Итак, по слухам, до сих пор не подтвержденным, но и не опровергнутым, в Киеве и в Москве будто бы одновременно состоялось два экстренных совещания.
О составе участников историки спорят до сих пор, сходясь в одном: это были первые лица обоих государств.
В Москве, узнав о грежинских событиях, якобы обсуждали, по утверждению одних историков, возможность прямого военного вмешательства. Им возражали те, кто, на основании косвенных документов и устных воспоминаний, считали, что речь идет о вмешательстве тоже прямом, но гуманитарном. Есть исследователи, убежденные, что ни военное, ни гуманитарное вмешательство не обсуждалось вообще, все свелось к единодушному одобрению уже принятых кем-то решений.
Не вмешиваясь в эти споры, отметим лишь один непреложный факт, зафиксированный всеми СМИ того времени: после совещания, независимо от того, что на нем обсуждалось и было ли оно вообще, пресс-секретарь сделал заявление о том, что президент может воспользоваться возможностью применения силы за рубежом как своим неотъемлемым конституционным правом. Подразумевалось, что это заявление имело цель остудить чрезмерно воинственную обстановку.

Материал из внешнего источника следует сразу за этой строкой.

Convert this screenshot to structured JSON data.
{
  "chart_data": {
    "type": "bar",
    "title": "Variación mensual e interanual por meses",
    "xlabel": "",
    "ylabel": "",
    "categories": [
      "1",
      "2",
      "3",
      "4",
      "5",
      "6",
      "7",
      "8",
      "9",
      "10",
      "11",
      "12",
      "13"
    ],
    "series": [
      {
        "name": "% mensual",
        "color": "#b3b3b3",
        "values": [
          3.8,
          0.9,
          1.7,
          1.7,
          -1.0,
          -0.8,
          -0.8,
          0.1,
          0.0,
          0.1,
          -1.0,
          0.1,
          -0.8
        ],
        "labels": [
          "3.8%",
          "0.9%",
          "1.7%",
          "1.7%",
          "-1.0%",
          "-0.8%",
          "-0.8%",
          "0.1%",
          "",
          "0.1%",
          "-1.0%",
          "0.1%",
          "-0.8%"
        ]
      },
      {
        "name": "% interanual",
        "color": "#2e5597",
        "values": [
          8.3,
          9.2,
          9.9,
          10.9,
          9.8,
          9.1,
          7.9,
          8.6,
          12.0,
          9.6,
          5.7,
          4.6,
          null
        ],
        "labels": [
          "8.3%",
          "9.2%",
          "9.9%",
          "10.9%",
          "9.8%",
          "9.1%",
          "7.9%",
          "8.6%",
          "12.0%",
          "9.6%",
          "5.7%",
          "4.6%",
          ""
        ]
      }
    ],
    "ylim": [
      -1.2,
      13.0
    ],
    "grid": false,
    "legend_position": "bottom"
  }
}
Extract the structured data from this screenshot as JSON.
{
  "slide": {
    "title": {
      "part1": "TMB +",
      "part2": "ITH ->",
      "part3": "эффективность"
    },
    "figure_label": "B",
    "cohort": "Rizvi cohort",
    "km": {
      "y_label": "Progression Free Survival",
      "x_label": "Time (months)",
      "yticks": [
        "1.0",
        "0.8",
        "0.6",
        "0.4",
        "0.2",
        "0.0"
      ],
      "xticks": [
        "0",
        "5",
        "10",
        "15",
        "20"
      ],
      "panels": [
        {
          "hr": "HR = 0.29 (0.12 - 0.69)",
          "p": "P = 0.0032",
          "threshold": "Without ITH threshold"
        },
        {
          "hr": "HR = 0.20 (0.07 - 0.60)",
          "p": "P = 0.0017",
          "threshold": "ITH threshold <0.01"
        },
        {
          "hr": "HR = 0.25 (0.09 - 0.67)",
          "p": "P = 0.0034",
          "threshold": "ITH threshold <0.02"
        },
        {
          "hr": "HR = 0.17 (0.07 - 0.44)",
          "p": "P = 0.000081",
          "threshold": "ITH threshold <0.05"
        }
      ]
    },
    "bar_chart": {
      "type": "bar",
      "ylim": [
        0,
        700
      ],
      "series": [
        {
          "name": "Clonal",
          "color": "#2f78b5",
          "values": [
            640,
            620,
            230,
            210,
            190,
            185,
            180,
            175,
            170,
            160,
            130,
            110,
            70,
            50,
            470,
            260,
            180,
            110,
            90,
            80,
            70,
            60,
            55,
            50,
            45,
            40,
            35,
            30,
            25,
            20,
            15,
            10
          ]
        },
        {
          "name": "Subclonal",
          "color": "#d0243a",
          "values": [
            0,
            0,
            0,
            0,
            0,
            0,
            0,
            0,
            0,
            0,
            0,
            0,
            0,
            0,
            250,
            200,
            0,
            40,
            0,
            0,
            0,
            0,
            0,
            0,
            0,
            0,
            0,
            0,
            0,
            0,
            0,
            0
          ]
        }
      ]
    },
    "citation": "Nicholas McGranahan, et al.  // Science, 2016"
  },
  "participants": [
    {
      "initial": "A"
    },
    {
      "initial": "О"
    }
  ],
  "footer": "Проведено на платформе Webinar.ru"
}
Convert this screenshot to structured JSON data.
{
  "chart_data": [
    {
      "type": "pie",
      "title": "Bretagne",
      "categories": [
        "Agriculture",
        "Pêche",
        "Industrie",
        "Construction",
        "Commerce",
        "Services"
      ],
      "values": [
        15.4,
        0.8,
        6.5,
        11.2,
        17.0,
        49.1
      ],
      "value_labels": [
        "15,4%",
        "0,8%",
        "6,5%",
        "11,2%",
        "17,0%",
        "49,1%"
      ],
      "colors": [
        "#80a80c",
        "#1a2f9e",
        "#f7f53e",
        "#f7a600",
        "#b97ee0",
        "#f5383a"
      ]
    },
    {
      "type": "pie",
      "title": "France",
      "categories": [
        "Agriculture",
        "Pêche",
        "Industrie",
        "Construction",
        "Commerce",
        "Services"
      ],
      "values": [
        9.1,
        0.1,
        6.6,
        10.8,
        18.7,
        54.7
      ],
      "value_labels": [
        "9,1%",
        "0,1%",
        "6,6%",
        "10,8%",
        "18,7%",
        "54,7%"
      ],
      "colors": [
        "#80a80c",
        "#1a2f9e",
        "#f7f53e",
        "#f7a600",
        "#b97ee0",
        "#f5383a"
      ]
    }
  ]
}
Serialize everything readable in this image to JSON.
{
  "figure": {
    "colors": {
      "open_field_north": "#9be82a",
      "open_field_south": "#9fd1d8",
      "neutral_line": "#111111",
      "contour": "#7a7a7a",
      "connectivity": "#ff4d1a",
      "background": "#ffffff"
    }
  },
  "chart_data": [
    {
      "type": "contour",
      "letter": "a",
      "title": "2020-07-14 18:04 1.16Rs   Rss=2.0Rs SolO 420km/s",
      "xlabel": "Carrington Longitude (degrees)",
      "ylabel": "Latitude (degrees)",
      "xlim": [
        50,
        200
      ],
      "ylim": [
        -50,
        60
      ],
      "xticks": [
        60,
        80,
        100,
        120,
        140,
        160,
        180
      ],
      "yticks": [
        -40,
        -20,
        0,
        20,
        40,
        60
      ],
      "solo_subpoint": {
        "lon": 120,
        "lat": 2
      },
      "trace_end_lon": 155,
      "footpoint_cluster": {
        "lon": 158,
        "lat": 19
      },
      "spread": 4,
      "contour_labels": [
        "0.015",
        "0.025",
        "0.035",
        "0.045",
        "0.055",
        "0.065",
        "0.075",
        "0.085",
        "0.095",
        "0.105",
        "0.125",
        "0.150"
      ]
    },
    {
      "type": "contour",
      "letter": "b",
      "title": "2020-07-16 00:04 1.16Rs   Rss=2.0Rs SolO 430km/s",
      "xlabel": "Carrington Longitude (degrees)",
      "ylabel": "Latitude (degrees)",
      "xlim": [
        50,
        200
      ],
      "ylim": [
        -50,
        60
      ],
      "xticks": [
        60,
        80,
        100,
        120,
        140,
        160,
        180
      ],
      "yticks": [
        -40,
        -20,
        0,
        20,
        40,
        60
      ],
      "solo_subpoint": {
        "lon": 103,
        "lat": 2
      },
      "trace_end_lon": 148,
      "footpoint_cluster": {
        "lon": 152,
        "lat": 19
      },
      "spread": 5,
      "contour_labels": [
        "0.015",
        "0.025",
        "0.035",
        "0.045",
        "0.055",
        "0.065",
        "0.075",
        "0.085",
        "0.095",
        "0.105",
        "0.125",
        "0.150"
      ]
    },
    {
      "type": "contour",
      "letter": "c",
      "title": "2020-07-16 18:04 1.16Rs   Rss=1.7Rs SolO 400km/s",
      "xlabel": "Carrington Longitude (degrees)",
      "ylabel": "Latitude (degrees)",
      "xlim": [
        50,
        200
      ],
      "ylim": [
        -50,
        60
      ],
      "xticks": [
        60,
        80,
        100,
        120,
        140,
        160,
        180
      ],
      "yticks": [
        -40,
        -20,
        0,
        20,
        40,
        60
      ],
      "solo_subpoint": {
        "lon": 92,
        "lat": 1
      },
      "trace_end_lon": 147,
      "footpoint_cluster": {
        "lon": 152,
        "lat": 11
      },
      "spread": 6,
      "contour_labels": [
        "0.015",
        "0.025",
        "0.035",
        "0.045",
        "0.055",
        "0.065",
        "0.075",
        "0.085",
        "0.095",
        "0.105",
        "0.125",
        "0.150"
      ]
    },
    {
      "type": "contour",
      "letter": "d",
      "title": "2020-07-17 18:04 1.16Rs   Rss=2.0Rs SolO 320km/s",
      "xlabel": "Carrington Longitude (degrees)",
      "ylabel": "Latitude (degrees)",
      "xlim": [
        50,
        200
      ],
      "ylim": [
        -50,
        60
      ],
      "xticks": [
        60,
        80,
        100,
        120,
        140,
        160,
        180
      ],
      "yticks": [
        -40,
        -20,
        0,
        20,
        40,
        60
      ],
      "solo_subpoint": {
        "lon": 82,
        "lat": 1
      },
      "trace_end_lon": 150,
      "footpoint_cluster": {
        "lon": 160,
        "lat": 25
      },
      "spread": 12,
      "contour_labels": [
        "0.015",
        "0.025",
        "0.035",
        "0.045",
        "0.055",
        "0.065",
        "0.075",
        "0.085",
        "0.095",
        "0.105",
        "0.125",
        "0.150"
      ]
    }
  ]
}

О совещании в Киеве известно тоже больше по дошедшим слухам, поскольку его предполагаемые участники, многие из которых еще живы, хранят молчание, равно как и их оставшиеся в живых бывшие московские коллеги.
Будто бы велись жаркие споры о том, что делать в связи с грежинским прецедентом, выбиралась оптимальная тактика – жесткая и одновременно миролюбивая.
Неоспоримо одно: сразу после совещания Рада приняла закон о доступе на территорию Украины иностранных войск, который практически сразу же был одобрен украинским президентом. Естественно, этот исторический акт тоже трактовался авторами как антивоенный.
Если б был на этих совещаниях, представим на минуту, наш Евгений, что он мог бы сказать этим людям?